During my time in Saigon, I had downloaded and set up an account and profile for the room sharing app, Couchsurfing. I think this is because I had chosen to stay in a hotel so was feeling a little secluded from the main backpacker community and this app does have a great feature, called “Hangouts” where if you activate it you can search people nearby and connect to explore the place, meet for beers, go to food, meet a local etc. During my time at the pool, I had connected with a couple of local university students, which was a very common thing to do in Saigon where you go to speak to them for an hour or so. For the traveller, they get to meet a local and learn a bit about the country and culture and for the student, the benefit for them is that it helps them practice their English. My hotel receptionist and also my travel guide had also recommended it. Later that afternoon, I met two students called Pham Xuan (Male) and Pham Thi (Female) in a coffee shop and basically just chatted to them for an hour about Saigon, my travels, their university, the food in Vietnam, the coffee in Vietnam, other people they had met, what courses they were doing etc etc. We had a decent conversation and I think it was a worthwhile experience. I always like meeting locals when I am in new places and I think I even taught them a couple of English words
I decided to go out for a few beers that night at Bui Vien, which is the buzzing party street I mentioned earlier. After sitting and watching the world go by for a while……

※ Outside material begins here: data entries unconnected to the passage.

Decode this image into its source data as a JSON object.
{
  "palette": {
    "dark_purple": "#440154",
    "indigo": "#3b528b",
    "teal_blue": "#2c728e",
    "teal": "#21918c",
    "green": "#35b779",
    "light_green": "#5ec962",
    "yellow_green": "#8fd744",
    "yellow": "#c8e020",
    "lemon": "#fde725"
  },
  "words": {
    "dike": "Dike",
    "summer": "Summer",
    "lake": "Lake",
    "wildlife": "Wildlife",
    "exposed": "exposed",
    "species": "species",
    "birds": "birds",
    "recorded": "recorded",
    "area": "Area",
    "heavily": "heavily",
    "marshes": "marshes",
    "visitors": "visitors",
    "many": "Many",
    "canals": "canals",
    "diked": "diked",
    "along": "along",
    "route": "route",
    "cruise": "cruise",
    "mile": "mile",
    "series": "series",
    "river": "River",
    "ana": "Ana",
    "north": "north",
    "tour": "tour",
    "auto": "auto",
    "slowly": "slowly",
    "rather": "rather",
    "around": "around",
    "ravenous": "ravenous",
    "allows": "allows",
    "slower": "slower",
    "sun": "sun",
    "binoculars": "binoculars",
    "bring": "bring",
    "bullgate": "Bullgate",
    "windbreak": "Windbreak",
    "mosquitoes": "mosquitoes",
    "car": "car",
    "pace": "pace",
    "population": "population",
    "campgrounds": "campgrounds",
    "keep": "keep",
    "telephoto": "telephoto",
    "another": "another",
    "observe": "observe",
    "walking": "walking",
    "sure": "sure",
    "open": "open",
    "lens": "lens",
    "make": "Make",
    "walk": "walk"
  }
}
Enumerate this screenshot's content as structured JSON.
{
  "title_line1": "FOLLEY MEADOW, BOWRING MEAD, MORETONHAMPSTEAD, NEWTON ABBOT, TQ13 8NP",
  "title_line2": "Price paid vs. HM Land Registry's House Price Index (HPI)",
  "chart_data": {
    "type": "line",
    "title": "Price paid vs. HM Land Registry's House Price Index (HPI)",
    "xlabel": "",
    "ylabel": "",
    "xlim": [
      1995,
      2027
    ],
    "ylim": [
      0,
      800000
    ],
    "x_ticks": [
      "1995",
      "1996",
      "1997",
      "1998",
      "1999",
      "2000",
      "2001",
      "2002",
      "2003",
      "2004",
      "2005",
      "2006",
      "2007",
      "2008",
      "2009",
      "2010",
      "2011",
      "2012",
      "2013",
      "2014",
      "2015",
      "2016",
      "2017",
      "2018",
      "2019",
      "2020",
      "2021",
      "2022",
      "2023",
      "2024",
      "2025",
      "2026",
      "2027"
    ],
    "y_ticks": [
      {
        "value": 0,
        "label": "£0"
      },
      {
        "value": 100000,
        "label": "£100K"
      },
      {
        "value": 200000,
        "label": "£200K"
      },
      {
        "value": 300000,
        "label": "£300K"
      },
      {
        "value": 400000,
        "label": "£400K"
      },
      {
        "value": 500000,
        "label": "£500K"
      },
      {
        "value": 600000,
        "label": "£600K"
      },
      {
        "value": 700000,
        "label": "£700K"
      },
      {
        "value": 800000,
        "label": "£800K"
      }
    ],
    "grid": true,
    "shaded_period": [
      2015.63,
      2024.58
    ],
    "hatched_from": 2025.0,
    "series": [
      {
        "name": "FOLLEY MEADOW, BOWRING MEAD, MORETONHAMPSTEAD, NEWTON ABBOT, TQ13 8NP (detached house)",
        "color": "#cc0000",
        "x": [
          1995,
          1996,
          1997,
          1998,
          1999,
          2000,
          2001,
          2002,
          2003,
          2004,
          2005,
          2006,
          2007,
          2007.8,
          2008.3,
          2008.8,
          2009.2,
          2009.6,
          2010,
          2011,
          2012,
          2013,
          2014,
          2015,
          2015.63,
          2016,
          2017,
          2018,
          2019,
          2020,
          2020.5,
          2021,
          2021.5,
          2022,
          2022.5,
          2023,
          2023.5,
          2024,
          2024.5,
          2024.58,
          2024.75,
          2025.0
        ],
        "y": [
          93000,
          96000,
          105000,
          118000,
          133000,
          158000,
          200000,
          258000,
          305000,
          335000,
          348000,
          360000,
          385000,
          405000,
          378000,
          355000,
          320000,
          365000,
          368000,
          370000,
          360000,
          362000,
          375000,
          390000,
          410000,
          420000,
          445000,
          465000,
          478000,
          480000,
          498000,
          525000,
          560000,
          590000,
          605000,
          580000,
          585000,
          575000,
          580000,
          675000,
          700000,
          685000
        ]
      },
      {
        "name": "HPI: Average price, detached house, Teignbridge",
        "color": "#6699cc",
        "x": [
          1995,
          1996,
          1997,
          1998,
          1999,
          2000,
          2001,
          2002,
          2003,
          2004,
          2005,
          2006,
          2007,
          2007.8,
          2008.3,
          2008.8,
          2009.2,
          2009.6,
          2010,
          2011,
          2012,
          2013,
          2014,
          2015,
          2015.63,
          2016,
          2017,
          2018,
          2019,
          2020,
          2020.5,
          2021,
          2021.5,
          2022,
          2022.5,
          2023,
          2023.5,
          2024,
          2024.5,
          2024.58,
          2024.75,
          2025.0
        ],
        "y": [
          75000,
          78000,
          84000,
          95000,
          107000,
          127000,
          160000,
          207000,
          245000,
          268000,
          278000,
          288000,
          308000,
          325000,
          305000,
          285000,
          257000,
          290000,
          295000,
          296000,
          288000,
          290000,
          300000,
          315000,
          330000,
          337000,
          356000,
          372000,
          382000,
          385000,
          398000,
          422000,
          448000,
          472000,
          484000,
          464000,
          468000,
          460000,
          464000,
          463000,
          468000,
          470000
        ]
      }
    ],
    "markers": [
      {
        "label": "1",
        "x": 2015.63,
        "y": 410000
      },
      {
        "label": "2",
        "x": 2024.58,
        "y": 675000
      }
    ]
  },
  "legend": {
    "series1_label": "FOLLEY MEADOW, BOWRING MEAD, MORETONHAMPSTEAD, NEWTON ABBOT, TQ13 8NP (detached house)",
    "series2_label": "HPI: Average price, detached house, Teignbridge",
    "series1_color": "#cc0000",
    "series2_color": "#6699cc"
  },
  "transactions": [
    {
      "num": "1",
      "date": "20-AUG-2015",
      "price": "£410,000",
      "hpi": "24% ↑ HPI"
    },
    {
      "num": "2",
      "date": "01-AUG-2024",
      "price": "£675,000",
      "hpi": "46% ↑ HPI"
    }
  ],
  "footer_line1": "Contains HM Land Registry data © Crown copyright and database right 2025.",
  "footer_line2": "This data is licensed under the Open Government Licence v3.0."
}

………..I thought I would try out the Couchsurfing App again and it worked! There was a group who had arranged to meet for beers. I met them in a small local bar and the group consisted of an American couple who told me they were digital nomads which means they seem to be permanently travelling and they work online (I was pretty impressed by this and have made it my new ambition in life!), one Spanish lady, and a Fillipino Lady. It was getting quite late by this point but I had a good chat with them for about an hour or so, enjoyed a couple of beers with and then we went to get some street food before heading home. If I am totally honest, even though it does seem to be a great way to meet people, the experience did feel a little random and forced to me – I think I prefer meeting people naturally as you encounter them in a bar, hostel, tour etc but I may use it again if I am staying in a hotel or non-social hostel. Maybe it just felt a bit awkward for me as it was my first time doing such a thing! They were all nice people though and was good to meet them.
Weird moment – while I was on the way home, there was a rude Vietnamese kid who came up and swore at me in an aggressive manner telling me to “F” off basically and a few other words for absolutely no reason whatsoever. It is the only negative encounter I had with the Vietnamese during my month here apart from some of the pushy street hustlers but they were just doing business. Most of them have been warm and friendly. I have no idea what his issue was and I definitely didn’t do anything to provoke it but at the end of the day he was only a kid, about 12 – 13, so I just ignored him and he carried on walking. Ironically, the kid was going to get his wish as it was my last day in Vietnam and I was off to Cambodia the next day on the bus, Phnom Penh being my first stop.